Ms. Lezhava is recovering in a hospital and her doctor, Fridon Todua, said it was clear she was poisoned.


“We definitely found a toxic substance in her body, so now the challenge is to identify it….Everything from our tests points to a serious case of poisoning.”


More than a dozen other journalists reported cases of harassment. During and after the September 3 storming of the schools, tapes of the incident were confiscated by both officials and civilians from TV crews from two German networks, Associated Press Television News, and Georgia’s Rustavi-2.


Foreign television networks broadcast live footage of the storming of the school, but Russia’s two largest TV channels – both state-run – did not interrupt regularly scheduled programming.


Since President Putin came to power in 2000, the Kremlin has assumed virtual control of Russia’s four major television channels. News programs are now dominated by dry, unquestioning accounts of Mr. Putin’s day or positive stories about the government. Even the last nominally independent television network, NTV, has seriously curtailed analytical coverage after its director was fired following government complaints over its coverage of the 2002 Moscow theater crisis.


Russians newspapers have largely remained freer of government interference, and many were fiercely critical of the handling of the Beslan crisis. But there are indications that the printed press is also coming under pressure to conform.


Two days after the end of the siege, the respected editor of Russia’s Izvestia newspaper was forced to step down because of his paper’s critical coverage, which included shocking, full-page photographs of wounded and dead children.

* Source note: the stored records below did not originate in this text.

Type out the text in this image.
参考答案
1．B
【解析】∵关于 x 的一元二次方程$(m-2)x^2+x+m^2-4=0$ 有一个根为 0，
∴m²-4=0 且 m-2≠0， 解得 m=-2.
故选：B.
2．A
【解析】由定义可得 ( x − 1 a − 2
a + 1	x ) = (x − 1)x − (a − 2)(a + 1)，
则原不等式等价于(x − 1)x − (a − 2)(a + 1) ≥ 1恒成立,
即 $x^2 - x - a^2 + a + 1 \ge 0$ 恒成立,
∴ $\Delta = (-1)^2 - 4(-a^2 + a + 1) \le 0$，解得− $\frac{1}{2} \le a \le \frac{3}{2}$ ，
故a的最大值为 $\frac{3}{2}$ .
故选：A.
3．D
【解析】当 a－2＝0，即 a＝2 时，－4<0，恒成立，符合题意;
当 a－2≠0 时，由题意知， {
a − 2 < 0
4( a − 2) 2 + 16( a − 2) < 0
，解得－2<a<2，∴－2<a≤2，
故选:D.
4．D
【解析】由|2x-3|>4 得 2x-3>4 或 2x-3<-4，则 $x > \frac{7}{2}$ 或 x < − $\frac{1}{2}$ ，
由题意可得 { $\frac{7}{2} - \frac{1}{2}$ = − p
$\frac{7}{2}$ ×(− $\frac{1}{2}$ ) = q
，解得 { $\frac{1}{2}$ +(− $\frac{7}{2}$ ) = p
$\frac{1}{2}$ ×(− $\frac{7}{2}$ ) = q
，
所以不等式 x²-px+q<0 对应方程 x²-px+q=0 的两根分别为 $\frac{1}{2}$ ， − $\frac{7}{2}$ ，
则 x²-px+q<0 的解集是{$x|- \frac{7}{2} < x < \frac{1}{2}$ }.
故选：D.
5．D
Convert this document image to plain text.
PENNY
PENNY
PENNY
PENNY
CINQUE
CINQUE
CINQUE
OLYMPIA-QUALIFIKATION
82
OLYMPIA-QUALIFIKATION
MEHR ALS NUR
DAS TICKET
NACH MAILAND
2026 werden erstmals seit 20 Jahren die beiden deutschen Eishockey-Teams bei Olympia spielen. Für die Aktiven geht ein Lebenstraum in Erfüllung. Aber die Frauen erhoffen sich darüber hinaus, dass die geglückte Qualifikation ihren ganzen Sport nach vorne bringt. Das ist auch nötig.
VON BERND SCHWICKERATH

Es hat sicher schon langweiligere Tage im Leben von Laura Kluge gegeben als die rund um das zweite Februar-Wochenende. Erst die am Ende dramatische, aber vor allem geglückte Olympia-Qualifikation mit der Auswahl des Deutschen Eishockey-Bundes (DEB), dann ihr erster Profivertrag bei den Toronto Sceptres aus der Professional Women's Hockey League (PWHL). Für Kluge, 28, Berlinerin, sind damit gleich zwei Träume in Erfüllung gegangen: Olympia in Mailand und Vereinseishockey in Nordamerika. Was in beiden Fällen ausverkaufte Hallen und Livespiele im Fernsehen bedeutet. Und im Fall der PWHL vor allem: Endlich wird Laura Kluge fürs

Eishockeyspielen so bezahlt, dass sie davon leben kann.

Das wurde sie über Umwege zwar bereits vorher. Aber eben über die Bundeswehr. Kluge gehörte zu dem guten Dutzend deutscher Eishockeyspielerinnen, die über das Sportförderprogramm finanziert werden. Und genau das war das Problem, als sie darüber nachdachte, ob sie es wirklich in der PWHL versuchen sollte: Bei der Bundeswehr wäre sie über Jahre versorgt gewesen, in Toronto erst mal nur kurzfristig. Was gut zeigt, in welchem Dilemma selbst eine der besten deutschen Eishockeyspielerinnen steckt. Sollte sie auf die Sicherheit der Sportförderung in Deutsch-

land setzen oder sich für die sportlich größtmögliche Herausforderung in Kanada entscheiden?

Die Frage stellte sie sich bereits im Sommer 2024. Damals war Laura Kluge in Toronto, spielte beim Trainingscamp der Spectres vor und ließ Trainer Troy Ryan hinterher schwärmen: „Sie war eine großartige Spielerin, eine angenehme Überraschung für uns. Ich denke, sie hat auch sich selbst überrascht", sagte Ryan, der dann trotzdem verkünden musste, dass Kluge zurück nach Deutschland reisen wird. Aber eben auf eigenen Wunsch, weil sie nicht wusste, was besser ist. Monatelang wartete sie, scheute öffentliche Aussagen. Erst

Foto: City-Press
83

Raf Shakirov said he and the paper’s management “disagreed on the format of this issue. It was considered too emotional.”


The paper is owned by nickel baron Vladimir Potanin, who Ms. Politkovskaya said was doubtless trying to curry favor with Mr. Putin because he fears suffering the fate of oil magnate Mikhail Khodorkovsky, who is on trial on fraud charges.


“In a way, what we are seeing is a return to Soviet-era censorship, but with different methods, a style that is not Soviet,” Ms. Politkovskaya said.


While the Soviet regime relied on its monopoly on the press to control the flow of information, today’s Kremlin is using subtler methods, she said. By applying pressure to press owners and individual journalists, she said, the Kremlin ensures that only those loyal enough will ever have access to an audience.


Those who refuse to conform, she said, are marginalized.


“Theoretically, now I can get to the places I need to, publish my articles in Novaya Gazeta or the Western press, my world is open,” she said. “The problem is no longer with me, with the journalist, but with our access to society. One or two newspapers aren’t enough when all the television stations are controlled. The Russian people are in an information vacuum.”